Im Beisein von Pfarrer Alfred Ott segnete Pfarrer Oliver Schütz unlängst die Erweiterung des Zeegendorfer Friedhofs. Diese war notwendig geworden, da ein 2020 in Auftrag gegebenes Bodengutachten Handlungsbedarf im Hinblick auf Erdbestattungen festgestellt hat. Der lehmige Untergrund verhindert durch die Zurückhaltung von anfallendem Oberflächen-, Schichten-, Stau- und Sickerwasser den natürlichen Verwesungs- und Zersetzungsprozess. Erdbestattungen sind daher im alten Teil des Friedhofs nicht mehr möglich.
Erster Bürgermeister Wolfgang Desel erinnerte in seiner Begrüßung daran, dass die Planungen nicht über den Kopf der Zeegendorfer Bürgerinnen und Bürger gemacht, sondern diese immer wieder bei verschiedenen Gelegenheiten informiert und in die Planungen mit eingebunden wurden.
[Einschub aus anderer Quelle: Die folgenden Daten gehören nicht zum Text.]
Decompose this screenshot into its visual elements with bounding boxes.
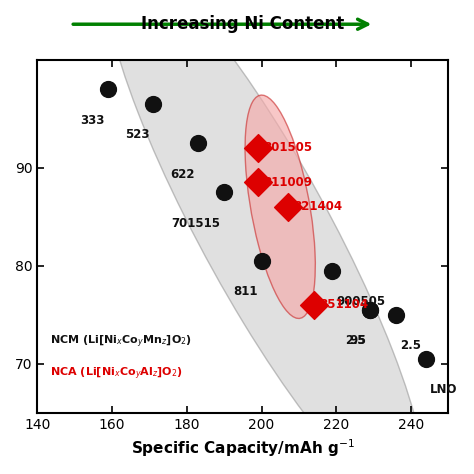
Text: 333: 333 (80, 114, 105, 127)
Text: NCM (Li[Ni$_x$Co$_y$Mn$_z$]O$_2$): NCM (Li[Ni$_x$Co$_y$Mn$_z$]O$_2$) (50, 334, 192, 350)
Point (254, 144, 262, 152)
Point (284, 203, 292, 210)
Ellipse shape (245, 95, 315, 319)
Point (220, 188, 228, 196)
Point (105, 85, 112, 93)
Text: 95: 95 (349, 334, 366, 347)
Point (422, 355, 429, 363)
Point (149, 100, 157, 108)
Text: 801505: 801505 (264, 141, 312, 155)
Point (392, 311, 400, 319)
Text: 2.5: 2.5 (345, 334, 366, 347)
Text: 622: 622 (170, 167, 194, 181)
Text: LNO: LNO (429, 383, 457, 396)
Point (258, 257, 265, 264)
Text: 900505: 900505 (336, 295, 385, 308)
Point (366, 306, 374, 314)
Title: Increasing Ni Content: Increasing Ni Content (141, 15, 345, 33)
Point (328, 267, 336, 274)
Point (254, 178, 262, 186)
Ellipse shape (105, 0, 425, 474)
Text: NCA (Li[Ni$_x$Co$_y$Al$_z$]O$_2$): NCA (Li[Ni$_x$Co$_y$Al$_z$]O$_2$) (50, 366, 183, 382)
Text: 811009: 811009 (264, 176, 312, 189)
Point (366, 306, 374, 314)
Point (310, 301, 318, 309)
X-axis label: Specific Capacity/mAh g$^{-1}$: Specific Capacity/mAh g$^{-1}$ (131, 438, 355, 459)
Text: 523: 523 (125, 128, 149, 141)
Text: 811: 811 (233, 285, 258, 298)
Text: 851104: 851104 (319, 299, 368, 311)
Point (194, 139, 202, 147)
Text: 701515: 701515 (172, 217, 220, 229)
Text: 2.5: 2.5 (400, 339, 420, 352)
Text: 821404: 821404 (293, 201, 342, 213)
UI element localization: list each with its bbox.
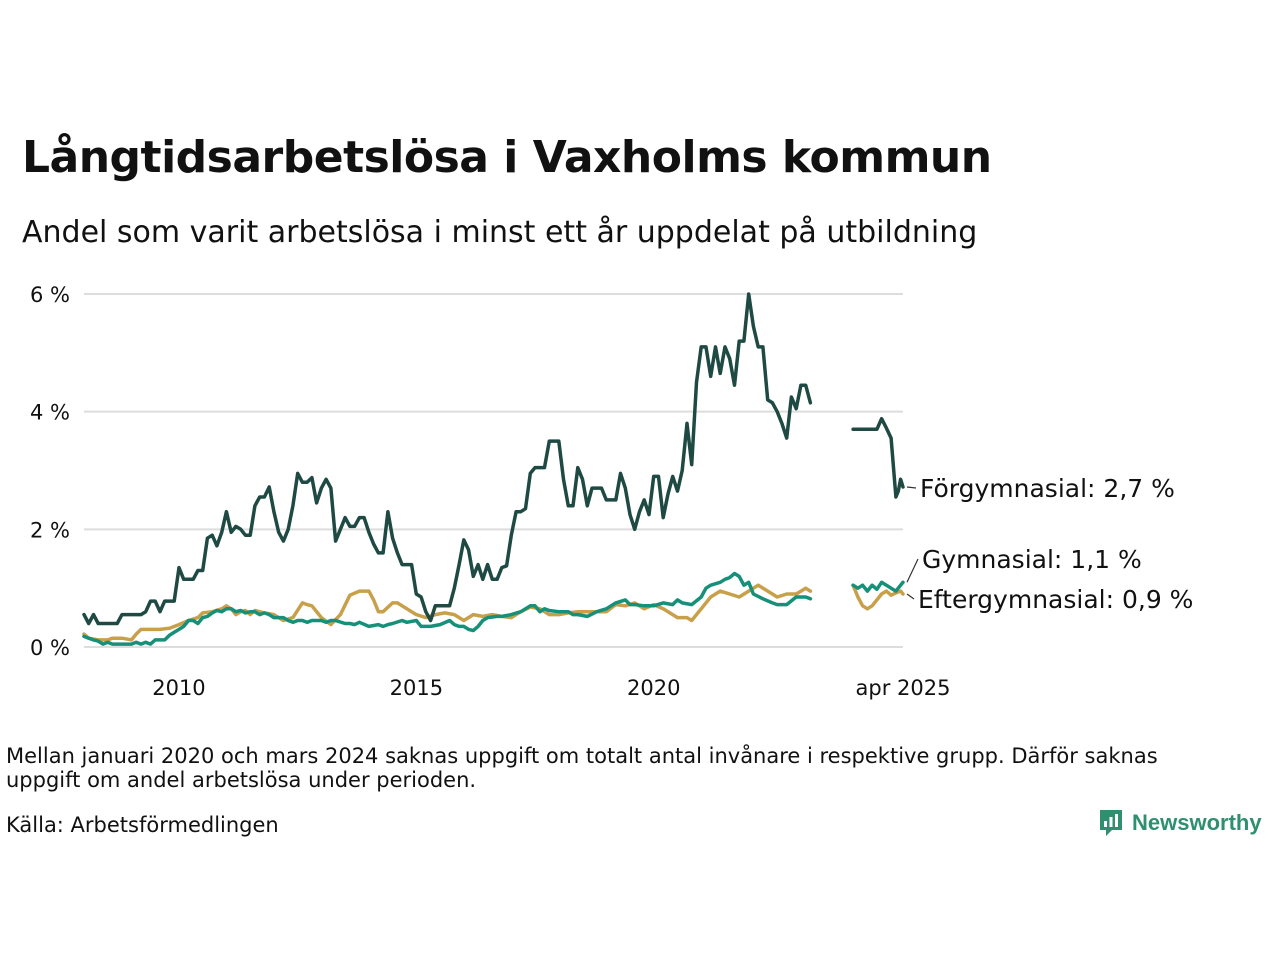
x-tick-label: 2020 (627, 676, 680, 700)
end-label-gymnasial: Gymnasial: 1,1 % (922, 545, 1142, 574)
chart-subtitle: Andel som varit arbetslösa i minst ett å… (22, 215, 978, 250)
y-tick-label: 2 % (30, 518, 70, 542)
x-tick-label: 2015 (390, 676, 443, 700)
newsworthy-logo: Newsworthy (1098, 808, 1262, 838)
series-lines (82, 292, 905, 646)
grid-lines (84, 293, 903, 648)
series-line-eftergymnasial-1 (82, 583, 813, 642)
chart-source: Källa: Arbetsförmedlingen (6, 813, 279, 837)
y-tick-label: 0 % (30, 636, 70, 660)
x-axis: 2010 2015 2020 apr 2025 (152, 676, 950, 700)
leader-line-gymnasial (906, 558, 919, 583)
x-tick-label: apr 2025 (856, 676, 951, 700)
y-tick-label: 6 % (30, 283, 70, 307)
series-line-förgymnasial-2 (851, 416, 905, 499)
chart-note: Mellan januari 2020 och mars 2024 saknas… (6, 744, 1158, 792)
end-label-eftergymnasial: Eftergymnasial: 0,9 % (918, 585, 1193, 614)
leader-line-förgymnasial (906, 486, 917, 489)
bar-chart-logo-icon (1100, 810, 1122, 836)
y-axis: 0 % 2 % 4 % 6 % (30, 283, 70, 660)
leader-line-eftergymnasial (906, 593, 915, 600)
y-tick-label: 4 % (30, 401, 70, 425)
chart-title: Långtidsarbetslösa i Vaxholms kommun (22, 132, 992, 183)
end-label-förgymnasial: Förgymnasial: 2,7 % (920, 474, 1175, 503)
series-line-förgymnasial-1 (82, 292, 813, 626)
series-line-gymnasial-2 (851, 580, 905, 593)
logo-text: Newsworthy (1132, 810, 1262, 835)
series-line-gymnasial-1 (82, 571, 813, 646)
series-end-labels: Förgymnasial: 2,7 % Gymnasial: 1,1 % Efter… (906, 474, 1193, 614)
x-tick-label: 2010 (152, 676, 205, 700)
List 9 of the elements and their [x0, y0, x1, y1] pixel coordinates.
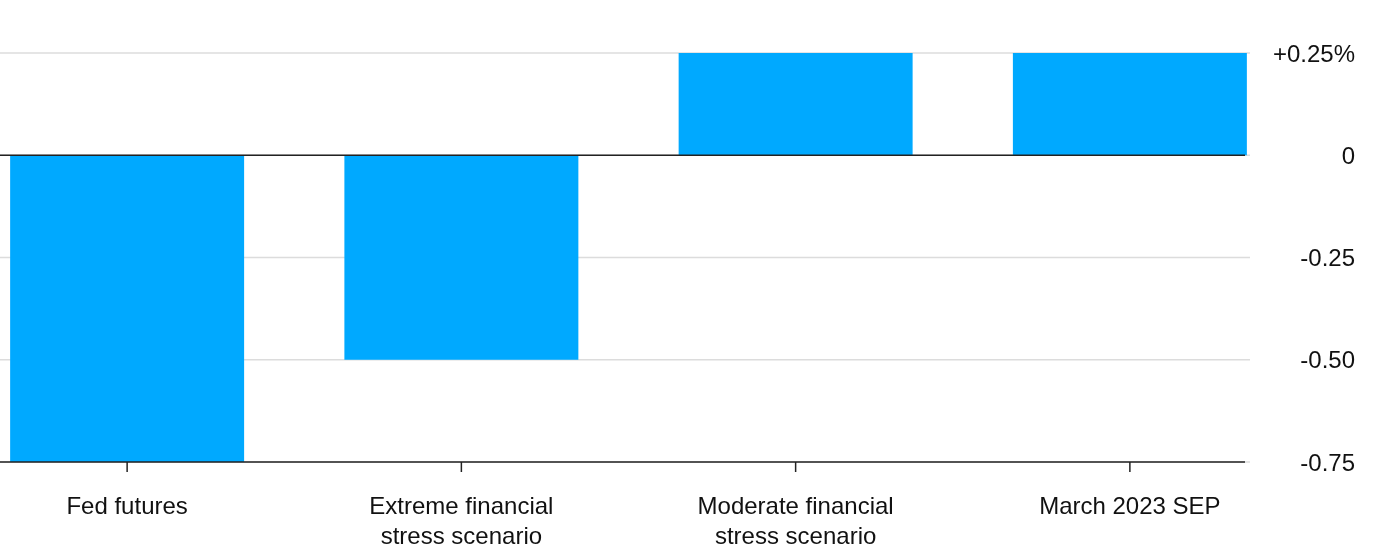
x-tick-label: Moderate financial stress scenario [697, 492, 894, 549]
y-tick-label: +0.25% [1272, 39, 1355, 67]
x-tick-label: March 2023 SEP [1039, 492, 1221, 519]
y-tick-label: -0.25 [1300, 244, 1355, 271]
x-tick-label: Fed futures [66, 492, 188, 519]
x-tick-label: Extreme financial stress scenario [369, 492, 554, 549]
y-tick-label: -0.50 [1300, 346, 1355, 374]
y-tick-label: -0.75 [1300, 448, 1355, 476]
y-tick-label: 0 [1341, 141, 1355, 169]
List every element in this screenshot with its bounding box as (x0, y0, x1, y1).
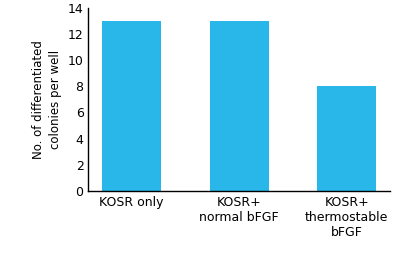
Bar (316, 86, 375, 191)
Y-axis label: No. of differentiated
colonies per well: No. of differentiated colonies per well (32, 40, 62, 159)
Bar (209, 21, 268, 191)
Bar (102, 21, 161, 191)
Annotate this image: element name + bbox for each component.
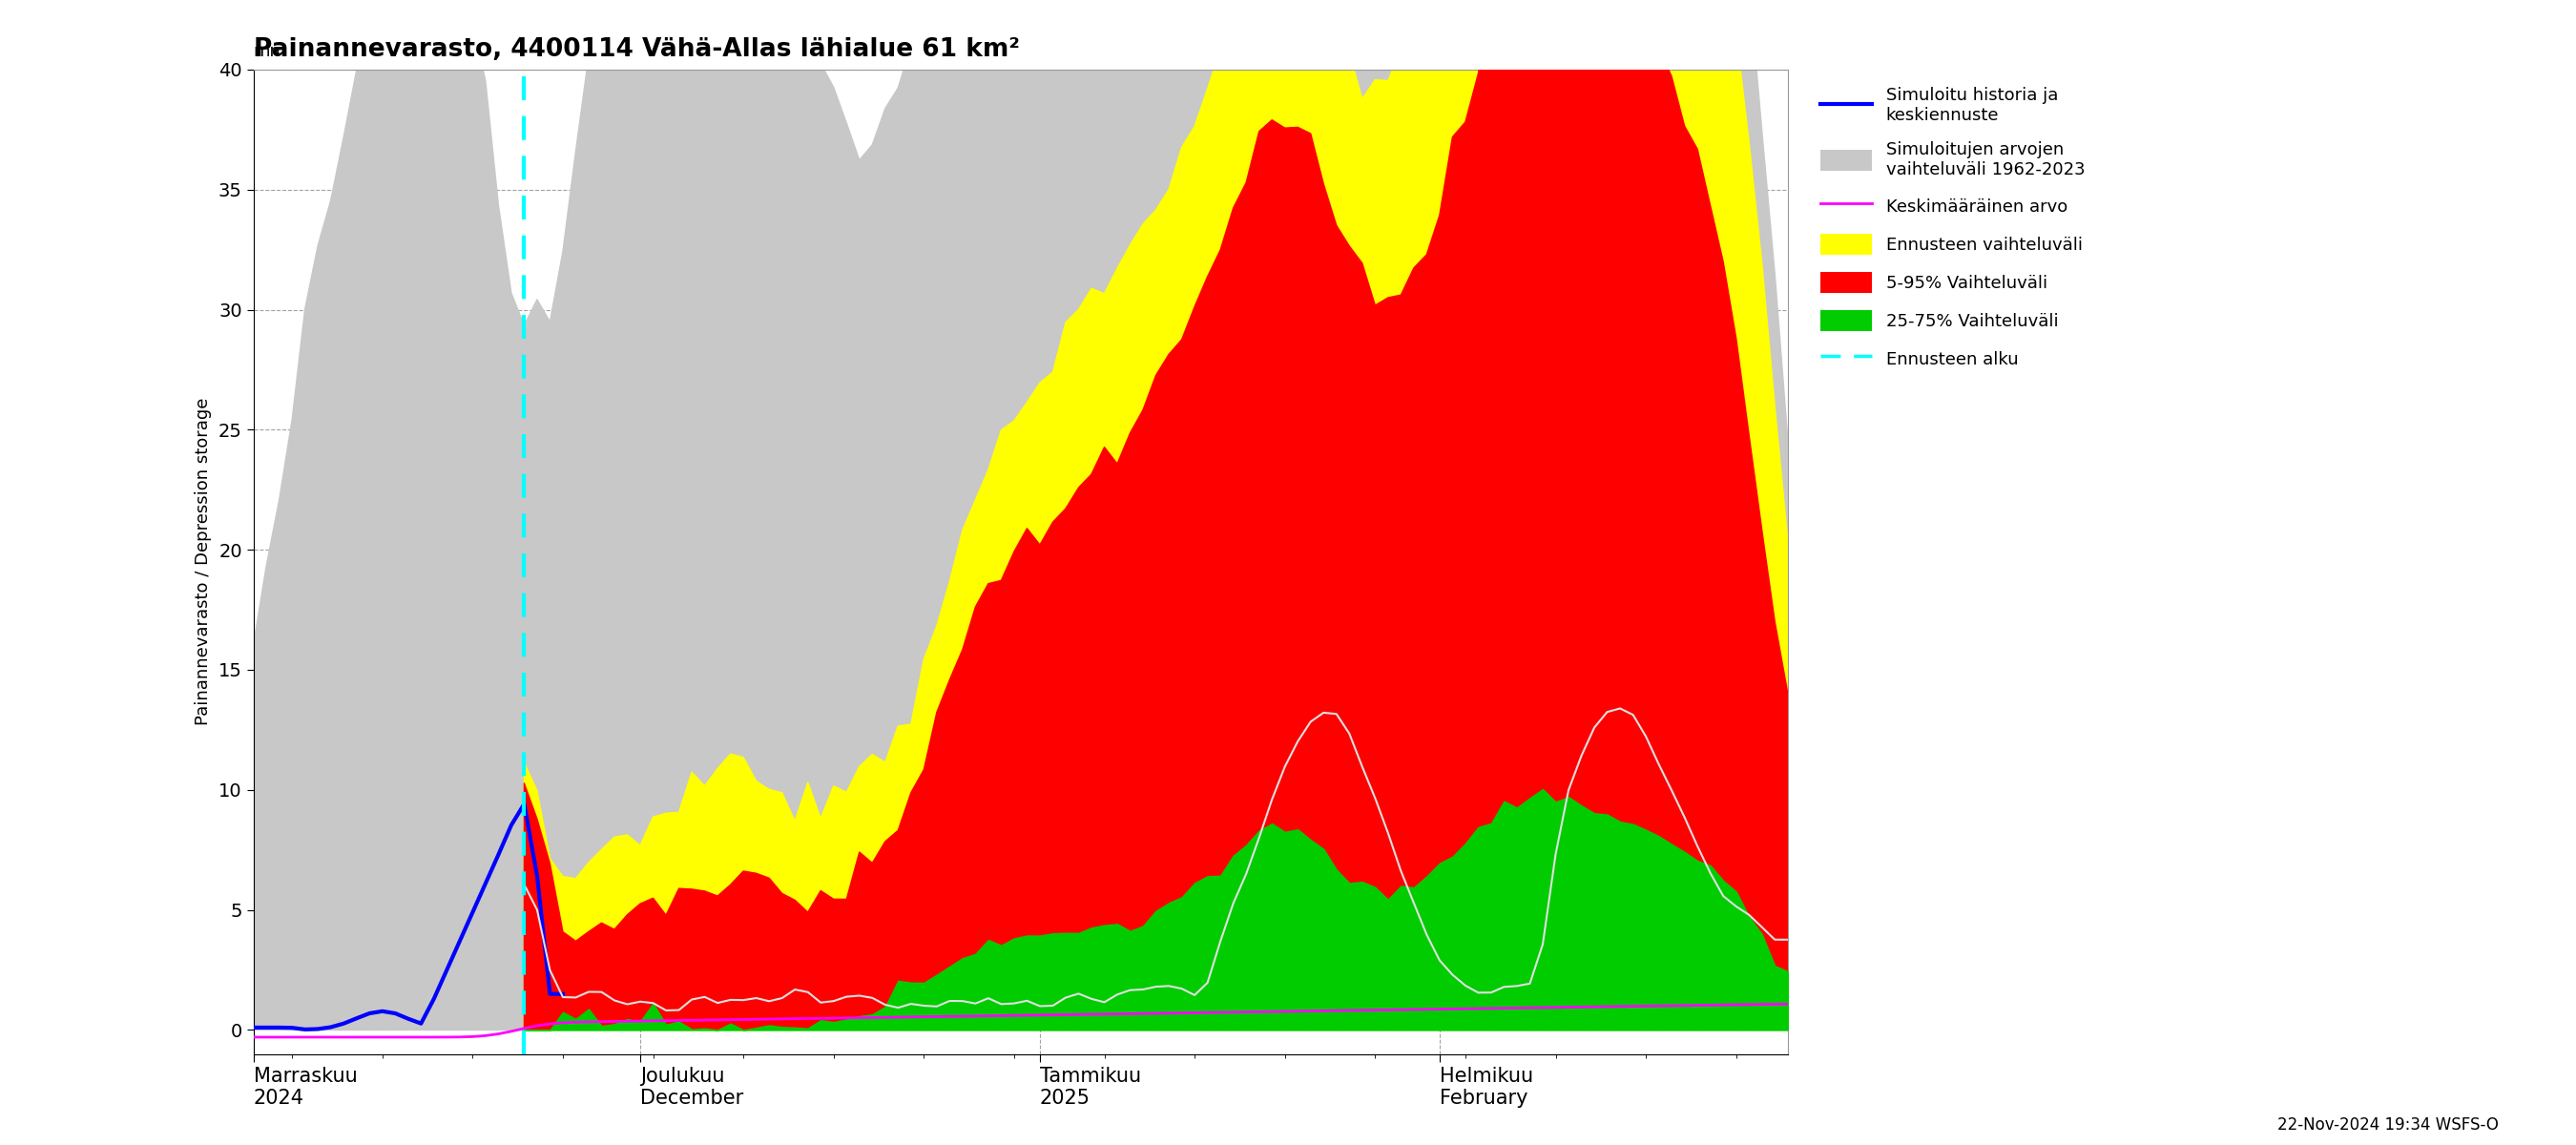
Text: 22-Nov-2024 19:34 WSFS-O: 22-Nov-2024 19:34 WSFS-O bbox=[2277, 1116, 2499, 1134]
Text: mm: mm bbox=[252, 42, 286, 60]
Text: Painannevarasto, 4400114 Vähä-Allas lähialue 61 km²: Painannevarasto, 4400114 Vähä-Allas lähi… bbox=[252, 37, 1020, 62]
Y-axis label: Painannevarasto / Depression storage: Painannevarasto / Depression storage bbox=[196, 398, 211, 726]
Legend: Simuloitu historia ja
keskiennuste, Simuloitujen arvojen
vaihteluväli 1962-2023,: Simuloitu historia ja keskiennuste, Simu… bbox=[1811, 78, 2094, 378]
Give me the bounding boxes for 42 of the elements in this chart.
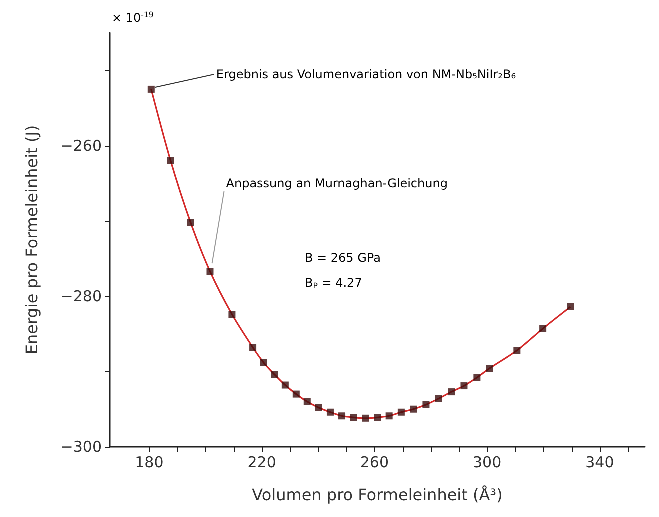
point [386, 412, 393, 420]
x-tick-label: 340 [586, 454, 614, 472]
point [410, 406, 418, 413]
point [304, 398, 311, 406]
point [292, 390, 300, 398]
point [260, 359, 268, 366]
point [540, 325, 547, 332]
x-axis-title: Volumen pro Formeleinheit (Å³) [252, 486, 503, 504]
point [460, 382, 468, 390]
point [486, 365, 494, 372]
x-tick-label: 260 [360, 454, 390, 472]
annotation: Anpassung an Murnaghan-Gleichung [226, 176, 448, 191]
point [148, 86, 155, 93]
y-tick-label: −300 [60, 438, 102, 456]
point [435, 395, 442, 402]
x-tick-label: 300 [472, 454, 502, 472]
x-tick-label: 220 [248, 454, 276, 472]
point [338, 412, 346, 420]
y-tick-label: −260 [60, 136, 102, 155]
point [250, 344, 257, 352]
point [362, 414, 370, 422]
x-tick-label: 180 [135, 454, 164, 472]
point [326, 408, 334, 416]
point [474, 374, 481, 382]
point [448, 388, 456, 396]
point [374, 414, 381, 422]
point [206, 268, 214, 276]
point [422, 401, 430, 408]
point [398, 408, 405, 416]
point [167, 157, 174, 164]
y-tick-label: −280 [60, 287, 102, 306]
y-axis-title: Energie pro Formeleinheit (J) [22, 125, 42, 355]
annotation: Ergebnis aus Volumenvariation von NM-Nb₅NiIr₂B₆ [216, 67, 516, 82]
point [271, 371, 278, 378]
point [228, 311, 236, 318]
point [282, 382, 289, 389]
point [514, 347, 521, 354]
annotation: B = 265 GPa [305, 251, 381, 265]
point [187, 219, 194, 226]
point [315, 404, 322, 412]
point [350, 414, 358, 422]
point [567, 303, 574, 310]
Theresa Denzlein vom Architektur- und Ingenieurbüro Denzlein aus Mistendorf erläuterte die Planungen und den aktuellen Umsetzungsstand. Um dem Bedürfnis nach Erdbestattung nachzukommen, wurden im neuen Bereich Grabkammern vorbereitet. Darüber hinaus hat man moderne Bestattungsmöglichkeiten mit pflegefreien Baumbestattungen und Urnenerdgräber angelegt.
Der bestehende Friedhof ist mit der Erweiterung harmonisch verbunden worden. Alle Gräber sind trotz Hanglage barrierefrei erreichbar. Die größten Sicherheitsmängel im alten Friedhof wurden ertüchtigt und Grablücken durch verschiedene Maßnahmen wie zum Beispiel Magerbeete und Gehölze aufgewertet bzw. geschlossen.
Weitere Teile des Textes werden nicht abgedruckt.